Nachdem ein Erblasser verstarb, beantragte eine sehr gute Freundin von ihm einen Erbschein, der sie als Alleinerbin ausweisen sollte. Ihren Antrag begründete sie damit, dass der Erblasser durch zwei auf einem Fotoumschlag angebrachte Aufkleber ein Testament erstellt habe.
Die Form seines „Testaments“ durch zwei Aufkleber begründete jedoch Zweifel an dem „Willen“ des Verstorbenen. Es kann daher ein unwirksames Testament vorliegen, entschied das Oberlandesgerichts Hamburg im Oktober 2013. Auf dem einen Aufkleber stand: „V. ist meine Haupterbin“, und der andere enthielt die Aufschrift: „D.L. 10.1.2011“. Auch wenn mehrere Zeugen bekunden können, dass dies auch der Wille des Verstorbenen sei, so wies das Amtsgericht Hamburg-Wandsbek den Antrag auf Erteilung des Erbscheins zurück.

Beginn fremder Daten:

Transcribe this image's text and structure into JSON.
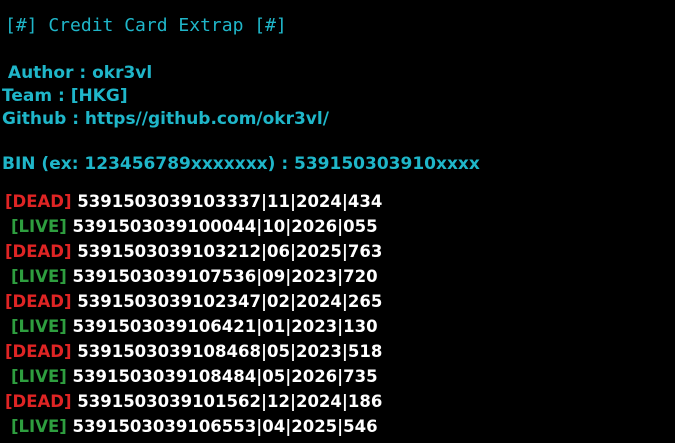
{
  "banner": "[#] Credit Card Extrap [#]",
  "info": {
    "author": " Author : okr3vl",
    "team": "Team : [HKG]",
    "github": "Github : https//github.com/okr3vl/",
    "bin_prompt": "BIN (ex: 123456789xxxxxxx) : 539150303910xxxx"
  },
  "results": [
    {
      "status": "[DEAD]",
      "card": "5391503039103337|11|2024|434"
    },
    {
      "status": "[LIVE]",
      "card": "5391503039100044|10|2026|055"
    },
    {
      "status": "[DEAD]",
      "card": "5391503039103212|06|2025|763"
    },
    {
      "status": "[LIVE]",
      "card": "5391503039107536|09|2023|720"
    },
    {
      "status": "[DEAD]",
      "card": "5391503039102347|02|2024|265"
    },
    {
      "status": "[LIVE]",
      "card": "5391503039106421|01|2023|130"
    },
    {
      "status": "[DEAD]",
      "card": "5391503039108468|05|2023|518"
    },
    {
      "status": "[LIVE]",
      "card": "5391503039108484|05|2026|735"
    },
    {
      "status": "[DEAD]",
      "card": "5391503039101562|12|2024|186"
    },
    {
      "status": "[LIVE]",
      "card": "5391503039106553|04|2025|546"
    }
  ],
  "colors": {
    "background": "#000000",
    "cyan": "#1fb6c9",
    "dead": "#e02424",
    "live": "#2e9e3f",
    "text": "#ffffff"
  }
}
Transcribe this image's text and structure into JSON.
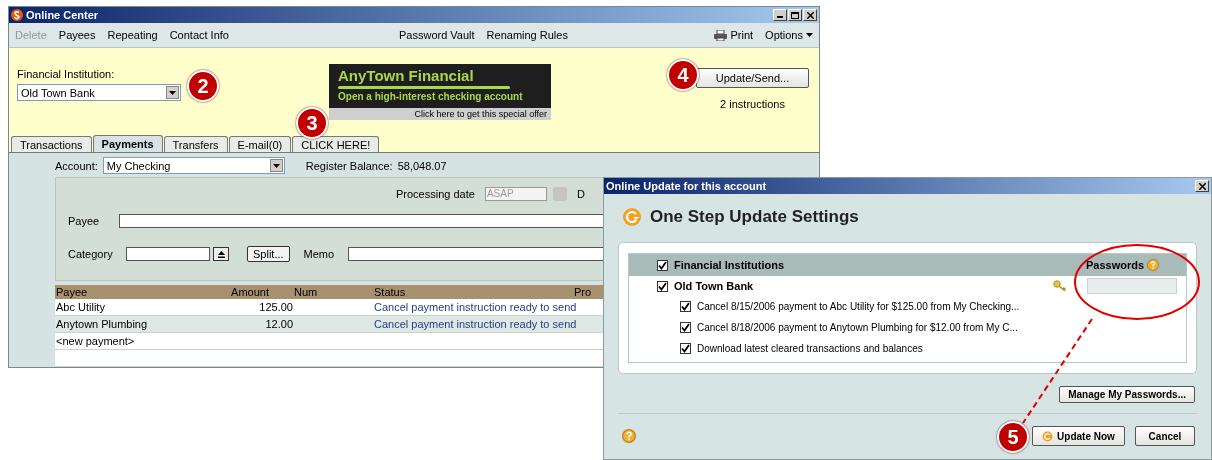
{
  "window": {
    "title": "Online Center"
  },
  "toolbar": {
    "left": [
      {
        "label": "Delete",
        "disabled": true
      },
      {
        "label": "Payees",
        "disabled": false
      },
      {
        "label": "Repeating",
        "disabled": false
      },
      {
        "label": "Contact Info",
        "disabled": false
      }
    ],
    "center": [
      "Password Vault",
      "Renaming Rules"
    ],
    "print": "Print",
    "options": "Options"
  },
  "institution": {
    "label": "Financial Institution:",
    "value": "Old Town Bank"
  },
  "ad": {
    "title": "AnyTown Financial",
    "subtitle": "Open a high-interest checking account",
    "link": "Click here to get this special offer"
  },
  "update": {
    "button": "Update/Send...",
    "note": "2 instructions"
  },
  "tabs": [
    {
      "label": "Transactions",
      "selected": false
    },
    {
      "label": "Payments",
      "selected": true
    },
    {
      "label": "Transfers",
      "selected": false
    },
    {
      "label": "E-mail(0)",
      "selected": false
    },
    {
      "label": "CLICK HERE!",
      "selected": false
    }
  ],
  "account": {
    "label": "Account:",
    "value": "My Checking",
    "balance_label": "Register Balance:",
    "balance": "58,048.07"
  },
  "form": {
    "processing_label": "Processing date",
    "processing_value": "ASAP",
    "column_label_cut": "D",
    "payee_label": "Payee",
    "category_label": "Category",
    "split_button": "Split...",
    "memo_label": "Memo"
  },
  "table": {
    "columns": [
      "Payee",
      "Amount",
      "Num",
      "Status",
      "Pro"
    ],
    "rows": [
      {
        "payee": "Abc Utility",
        "amount": "125.00",
        "status": "Cancel payment instruction ready to send"
      },
      {
        "payee": "Anytown Plumbing",
        "amount": "12.00",
        "status": "Cancel payment instruction ready to send"
      },
      {
        "payee": "<new payment>"
      }
    ]
  },
  "dialog": {
    "title": "Online Update for this account",
    "heading": "One Step Update Settings",
    "header": {
      "label": "Financial Institutions",
      "checked": true,
      "passwords": "Passwords"
    },
    "institution": {
      "label": "Old Town Bank",
      "checked": true
    },
    "items": [
      {
        "label": "Cancel 8/15/2006 payment to Abc Utility for $125.00 from My Checking...",
        "checked": true
      },
      {
        "label": "Cancel 8/18/2006 payment to Anytown Plumbing for $12.00 from My C...",
        "checked": true
      },
      {
        "label": "Download latest cleared transactions and balances",
        "checked": true
      }
    ],
    "manage_button": "Manage My Passwords...",
    "update_button": "Update Now",
    "cancel_button": "Cancel"
  },
  "callouts": [
    "2",
    "3",
    "4",
    "5"
  ]
}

Das Oberlandesgericht Hamburg bestätigte die Entscheidung des Amtsgerichts und entschied, dass die Antragstellerin nicht Alleinerbin des Erblassers sei. Zwei Aufkleber auf ein Fotoumschlag stellten kein wirksames Testament dar. Es lägen deutliche Zweifel an dem Testierwillen vor, auch wenn grundsätzlich die Wirksamkeit eines Testament nicht voraussetzt, dass dies ausdrücklich als solches bezeichnet wird. Auch ein ungewöhnliches Schreibmaterial oder eine ungewöhnliche Gestaltung stehe der Wirksamkeit nicht entgegen.

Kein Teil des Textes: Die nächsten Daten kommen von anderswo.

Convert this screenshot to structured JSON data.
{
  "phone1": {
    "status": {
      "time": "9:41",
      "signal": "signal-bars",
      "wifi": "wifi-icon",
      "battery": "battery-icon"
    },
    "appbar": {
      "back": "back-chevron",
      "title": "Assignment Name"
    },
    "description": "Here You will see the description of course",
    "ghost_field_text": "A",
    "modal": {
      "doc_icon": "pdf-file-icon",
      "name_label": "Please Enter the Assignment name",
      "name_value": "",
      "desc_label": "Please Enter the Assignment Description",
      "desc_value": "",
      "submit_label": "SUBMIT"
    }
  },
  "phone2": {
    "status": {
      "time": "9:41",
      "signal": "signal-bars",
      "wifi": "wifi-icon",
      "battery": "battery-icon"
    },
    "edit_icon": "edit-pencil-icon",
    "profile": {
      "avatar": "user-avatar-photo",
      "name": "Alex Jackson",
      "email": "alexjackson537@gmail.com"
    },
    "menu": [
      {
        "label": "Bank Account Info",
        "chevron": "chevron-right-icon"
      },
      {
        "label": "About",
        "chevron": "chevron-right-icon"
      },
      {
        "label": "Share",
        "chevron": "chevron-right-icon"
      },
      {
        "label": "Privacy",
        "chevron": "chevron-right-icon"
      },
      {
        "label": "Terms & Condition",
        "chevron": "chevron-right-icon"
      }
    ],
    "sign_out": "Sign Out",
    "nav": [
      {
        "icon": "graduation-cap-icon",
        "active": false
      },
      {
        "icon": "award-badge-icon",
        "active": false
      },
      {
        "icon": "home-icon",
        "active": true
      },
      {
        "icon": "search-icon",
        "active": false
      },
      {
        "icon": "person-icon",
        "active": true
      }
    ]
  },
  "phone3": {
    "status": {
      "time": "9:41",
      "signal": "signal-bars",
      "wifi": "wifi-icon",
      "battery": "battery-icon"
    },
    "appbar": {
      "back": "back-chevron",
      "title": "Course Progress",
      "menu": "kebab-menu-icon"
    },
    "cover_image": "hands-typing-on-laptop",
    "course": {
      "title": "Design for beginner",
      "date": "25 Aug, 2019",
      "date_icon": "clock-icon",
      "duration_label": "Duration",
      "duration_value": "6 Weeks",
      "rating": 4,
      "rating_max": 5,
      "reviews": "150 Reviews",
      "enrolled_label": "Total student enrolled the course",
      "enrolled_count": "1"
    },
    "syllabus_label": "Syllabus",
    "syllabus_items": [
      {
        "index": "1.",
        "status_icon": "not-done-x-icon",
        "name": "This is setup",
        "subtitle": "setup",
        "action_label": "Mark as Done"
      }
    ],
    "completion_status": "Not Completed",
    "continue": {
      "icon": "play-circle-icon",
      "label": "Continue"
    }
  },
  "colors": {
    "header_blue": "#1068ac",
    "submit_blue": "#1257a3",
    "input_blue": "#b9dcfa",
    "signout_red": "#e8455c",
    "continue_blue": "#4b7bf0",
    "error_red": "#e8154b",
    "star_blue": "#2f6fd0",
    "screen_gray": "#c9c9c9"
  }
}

Im konkreten Fall sei aber dennoch zu berücksichtigen gewesen, so das Gericht, dass das keine Überschrift, wie etwa „Testament“, „Letzter Wille“ oder „Letzte Verfügung“ aufwies. Zudem wurde lediglich ein Vorname genannt, was die Ermittlung der benannten Person erschwerte. Darüber hinaus wurde die angebliche Erbin als „Haupterbin“ bezeichnet, was den Schluss nahegelegt, dass es noch weitere Erben gibt. Zudem hätte der Verstorbene klar davon ausgehen müssen, dass die gewählte Form Zweifel begründen würde. Zumal, da er ja als Erblasser bei der Erstellung seines „Testaments“ nicht unter Zeitdruck gestanden habe.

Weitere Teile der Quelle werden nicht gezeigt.